Following morning tea, was a panel on marketing and grabbing opportunities to promote your book once it is published. Mandy Macky (bookshop owner of Dymocks Adelaide), Carla Caruso(author), Jared Thomas (author) and Kristin Weidenback (author) spoke of recent changes in publishing; writers are now expected to do most of their own marketing and offered some advice. Advice given included:
- build relationships with local book stores,
- contact the local papers with information on book launches and events,
- contact libraries,
- look for speaking opportunities related to your book, themes or topics covered in your writing. Know your topic.
- write articles for blogs covering related to themes or topics covered in your writing. Add your bio and where to buy your books
- Don’t discount visiting country areas for launches, book signings
- take your books to events to sell
- social media
- interviews – find a quirky angle
- networking with other authors, publishers, book sellers
- know your budget
- think ahead and plan a marketing strategy before your book is published.

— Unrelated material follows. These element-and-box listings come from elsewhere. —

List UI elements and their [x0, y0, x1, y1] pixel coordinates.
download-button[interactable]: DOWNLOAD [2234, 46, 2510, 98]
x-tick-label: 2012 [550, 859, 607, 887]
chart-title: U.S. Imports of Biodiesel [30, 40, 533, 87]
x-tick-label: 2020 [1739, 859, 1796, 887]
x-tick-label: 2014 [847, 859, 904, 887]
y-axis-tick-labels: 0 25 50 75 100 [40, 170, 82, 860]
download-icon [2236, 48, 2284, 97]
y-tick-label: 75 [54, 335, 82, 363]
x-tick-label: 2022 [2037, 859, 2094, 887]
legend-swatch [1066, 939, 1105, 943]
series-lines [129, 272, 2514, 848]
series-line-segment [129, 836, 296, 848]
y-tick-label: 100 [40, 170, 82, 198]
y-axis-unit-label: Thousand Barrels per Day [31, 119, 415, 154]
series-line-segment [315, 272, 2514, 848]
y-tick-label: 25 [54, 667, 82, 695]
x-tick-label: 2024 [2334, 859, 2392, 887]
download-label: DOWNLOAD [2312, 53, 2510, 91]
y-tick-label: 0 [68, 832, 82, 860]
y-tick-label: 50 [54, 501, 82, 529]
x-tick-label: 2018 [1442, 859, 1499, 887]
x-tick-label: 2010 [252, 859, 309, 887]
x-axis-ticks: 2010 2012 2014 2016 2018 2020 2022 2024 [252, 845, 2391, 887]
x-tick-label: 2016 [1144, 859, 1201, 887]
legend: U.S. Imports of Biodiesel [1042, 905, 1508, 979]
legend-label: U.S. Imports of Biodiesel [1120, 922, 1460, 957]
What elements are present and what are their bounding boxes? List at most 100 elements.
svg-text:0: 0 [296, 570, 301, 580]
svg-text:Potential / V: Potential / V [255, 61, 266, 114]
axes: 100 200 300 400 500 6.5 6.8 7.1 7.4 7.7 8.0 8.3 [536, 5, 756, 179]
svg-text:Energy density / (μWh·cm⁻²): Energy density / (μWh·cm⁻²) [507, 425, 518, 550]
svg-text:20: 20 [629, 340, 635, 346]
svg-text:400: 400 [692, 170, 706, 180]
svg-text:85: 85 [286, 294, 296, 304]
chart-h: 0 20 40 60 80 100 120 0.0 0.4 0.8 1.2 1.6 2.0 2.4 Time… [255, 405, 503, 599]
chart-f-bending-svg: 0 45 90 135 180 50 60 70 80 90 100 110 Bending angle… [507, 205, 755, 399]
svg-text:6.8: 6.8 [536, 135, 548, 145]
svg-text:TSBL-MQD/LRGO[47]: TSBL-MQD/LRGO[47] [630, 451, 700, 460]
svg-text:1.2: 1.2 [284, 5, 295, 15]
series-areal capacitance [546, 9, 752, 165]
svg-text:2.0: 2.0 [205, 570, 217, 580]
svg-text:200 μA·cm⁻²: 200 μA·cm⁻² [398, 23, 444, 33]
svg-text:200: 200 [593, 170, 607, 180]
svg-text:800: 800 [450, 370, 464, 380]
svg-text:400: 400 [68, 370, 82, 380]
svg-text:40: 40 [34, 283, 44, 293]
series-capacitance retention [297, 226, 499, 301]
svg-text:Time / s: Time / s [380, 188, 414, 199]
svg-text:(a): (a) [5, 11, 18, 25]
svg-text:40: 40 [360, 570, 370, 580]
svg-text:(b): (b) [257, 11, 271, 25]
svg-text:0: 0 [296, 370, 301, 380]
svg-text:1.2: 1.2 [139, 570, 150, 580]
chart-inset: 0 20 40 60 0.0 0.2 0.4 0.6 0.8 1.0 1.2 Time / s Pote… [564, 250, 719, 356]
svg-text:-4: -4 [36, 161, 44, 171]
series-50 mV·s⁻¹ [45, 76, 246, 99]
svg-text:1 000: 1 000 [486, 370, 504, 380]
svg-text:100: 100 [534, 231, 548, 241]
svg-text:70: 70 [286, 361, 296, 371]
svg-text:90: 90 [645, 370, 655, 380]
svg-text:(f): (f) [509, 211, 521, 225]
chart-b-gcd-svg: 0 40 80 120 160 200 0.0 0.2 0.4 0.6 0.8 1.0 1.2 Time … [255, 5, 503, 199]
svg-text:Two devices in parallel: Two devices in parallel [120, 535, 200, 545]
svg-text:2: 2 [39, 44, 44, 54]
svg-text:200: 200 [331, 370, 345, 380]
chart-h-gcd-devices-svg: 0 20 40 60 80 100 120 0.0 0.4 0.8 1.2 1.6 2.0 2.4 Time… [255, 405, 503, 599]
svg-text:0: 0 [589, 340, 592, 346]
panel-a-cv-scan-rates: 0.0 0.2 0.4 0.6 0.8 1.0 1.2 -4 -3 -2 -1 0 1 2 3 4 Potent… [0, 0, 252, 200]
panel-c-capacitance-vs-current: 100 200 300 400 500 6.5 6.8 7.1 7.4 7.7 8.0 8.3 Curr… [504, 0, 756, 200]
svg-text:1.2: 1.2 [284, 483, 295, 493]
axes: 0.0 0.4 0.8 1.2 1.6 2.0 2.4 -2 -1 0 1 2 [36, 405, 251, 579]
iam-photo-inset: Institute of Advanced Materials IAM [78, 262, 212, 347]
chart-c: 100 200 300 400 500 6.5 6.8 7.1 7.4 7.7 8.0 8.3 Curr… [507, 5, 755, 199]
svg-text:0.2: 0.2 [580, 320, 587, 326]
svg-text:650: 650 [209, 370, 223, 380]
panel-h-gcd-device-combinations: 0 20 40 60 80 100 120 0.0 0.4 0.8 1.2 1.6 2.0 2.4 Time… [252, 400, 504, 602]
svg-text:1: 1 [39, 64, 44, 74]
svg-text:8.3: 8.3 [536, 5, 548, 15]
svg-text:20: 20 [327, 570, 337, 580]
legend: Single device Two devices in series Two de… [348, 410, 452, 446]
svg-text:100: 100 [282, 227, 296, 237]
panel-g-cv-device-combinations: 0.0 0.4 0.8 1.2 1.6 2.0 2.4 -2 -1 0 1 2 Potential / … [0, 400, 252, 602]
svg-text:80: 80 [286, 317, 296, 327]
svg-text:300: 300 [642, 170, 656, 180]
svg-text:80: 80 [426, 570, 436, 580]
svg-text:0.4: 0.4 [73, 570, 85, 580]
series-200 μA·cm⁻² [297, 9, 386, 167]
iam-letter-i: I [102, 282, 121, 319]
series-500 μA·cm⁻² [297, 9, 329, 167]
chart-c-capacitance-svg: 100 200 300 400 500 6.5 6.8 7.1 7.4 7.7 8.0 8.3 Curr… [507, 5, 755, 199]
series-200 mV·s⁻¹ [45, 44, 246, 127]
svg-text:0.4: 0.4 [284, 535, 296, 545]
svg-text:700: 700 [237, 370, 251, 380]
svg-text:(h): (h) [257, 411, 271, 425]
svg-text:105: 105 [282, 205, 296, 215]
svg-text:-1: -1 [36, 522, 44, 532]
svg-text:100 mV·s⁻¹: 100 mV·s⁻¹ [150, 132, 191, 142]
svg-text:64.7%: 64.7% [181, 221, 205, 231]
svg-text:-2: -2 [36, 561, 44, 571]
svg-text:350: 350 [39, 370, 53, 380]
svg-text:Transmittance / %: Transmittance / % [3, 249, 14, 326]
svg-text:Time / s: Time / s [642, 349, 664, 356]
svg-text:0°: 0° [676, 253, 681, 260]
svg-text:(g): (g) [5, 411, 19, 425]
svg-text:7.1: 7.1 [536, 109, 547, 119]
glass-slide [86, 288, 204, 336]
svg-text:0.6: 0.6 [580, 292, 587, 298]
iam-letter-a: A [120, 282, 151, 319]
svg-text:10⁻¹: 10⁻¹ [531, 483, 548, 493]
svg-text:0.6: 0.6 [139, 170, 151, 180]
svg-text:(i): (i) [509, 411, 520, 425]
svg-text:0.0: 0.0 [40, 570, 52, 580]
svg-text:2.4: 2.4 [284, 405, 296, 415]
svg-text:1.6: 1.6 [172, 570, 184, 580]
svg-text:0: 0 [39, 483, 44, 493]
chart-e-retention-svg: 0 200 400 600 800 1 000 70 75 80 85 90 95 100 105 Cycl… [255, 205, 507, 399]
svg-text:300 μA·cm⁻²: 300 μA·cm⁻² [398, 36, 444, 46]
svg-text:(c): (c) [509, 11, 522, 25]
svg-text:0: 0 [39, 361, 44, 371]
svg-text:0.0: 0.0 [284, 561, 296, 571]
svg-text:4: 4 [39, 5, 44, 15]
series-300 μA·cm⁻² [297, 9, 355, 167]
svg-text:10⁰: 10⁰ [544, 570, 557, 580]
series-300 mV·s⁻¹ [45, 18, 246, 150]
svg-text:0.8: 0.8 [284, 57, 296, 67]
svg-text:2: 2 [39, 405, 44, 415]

- try not to have your book debut when there are a large number of others being launched (especially if by well known authors) – or you will get lost in the crowd.
- Exposure is the key!
This year’s Spontaneous Creation was hosted by Matt Gilbertson (celebrity gossip columnist) , Ben Chandler (YA author and academic) and Andrew Joyner (children’s illustrator). This is always a fun enterprise with unexpected results. The panel invited ideas from attendees, allowing the story to evolve as it may. Our story, The Jez Singer, was set in 1930s Hollywood, following the adventures of a script-writing dragon, his friend Rosso the Ardvark – a famous silent movie heart throb trying to break into the talkies – and a child star diva who redeems herself. Quite a few of my suggestions were used and I was (thankfully, it was only jokingly) asked to join the conveners. (eep! Hide, hide!) This regular session is very instructive to the way stories are created. We started with characters, looked at ways they could conflict and the story evolved from there.
(artwork: (c) Andrew Joyner.
The Panel of Publishers is another regular feature, giving insights to the publishing world. Dyan Blacklock (publishing consultant), Michael Bollen (Wakefield Press), Sophie Hamley (Hachette Australia) and Leonie Tule (Tyle & Bateson Publishing) discussed recent trends in publishing, a day in the life of a publisher, response times, structual edits and agents. They confirmed it was acceptable to do multiple submissions of a manuscript – as long as you inform the publisher of this (though this does not effect the speed at which manuscripts are processed). It was interesting (and great!) to see the current positive outlook toward self-publishing.
This year one of my cohorts was brave enough to offer a first page (of a manuscript) to the panel (and got some great feedback). It is always interesting to hear what the publishers/editors have to recommend for each bit of prose. It also provides useful tips for those of us who did not put in a first page. Perhaps I will get the nerve next year?
Sadly I did not finish my short story for this year’s competition. Maybe that’s why I enjoyed the Awards Evening – nothing to lose!
This year I met other independent publishers, spoke to book sellers and discussed my book, Doctor Jack, with a group of attendees and gave out my card (well, they did say to network.)
But that’s not all.
Upcoming workshops associated with the Salisbury Writers’ Festival include a Poetry Slam (Friday 28th August), Northern Writers Connect Salisbury Muster (Saturday 29th August) and a Songwriting Workshop (Sunday 30th August). Congratulations to my friend Kylie Brice who has been invited to take part in the Songwriting workshop.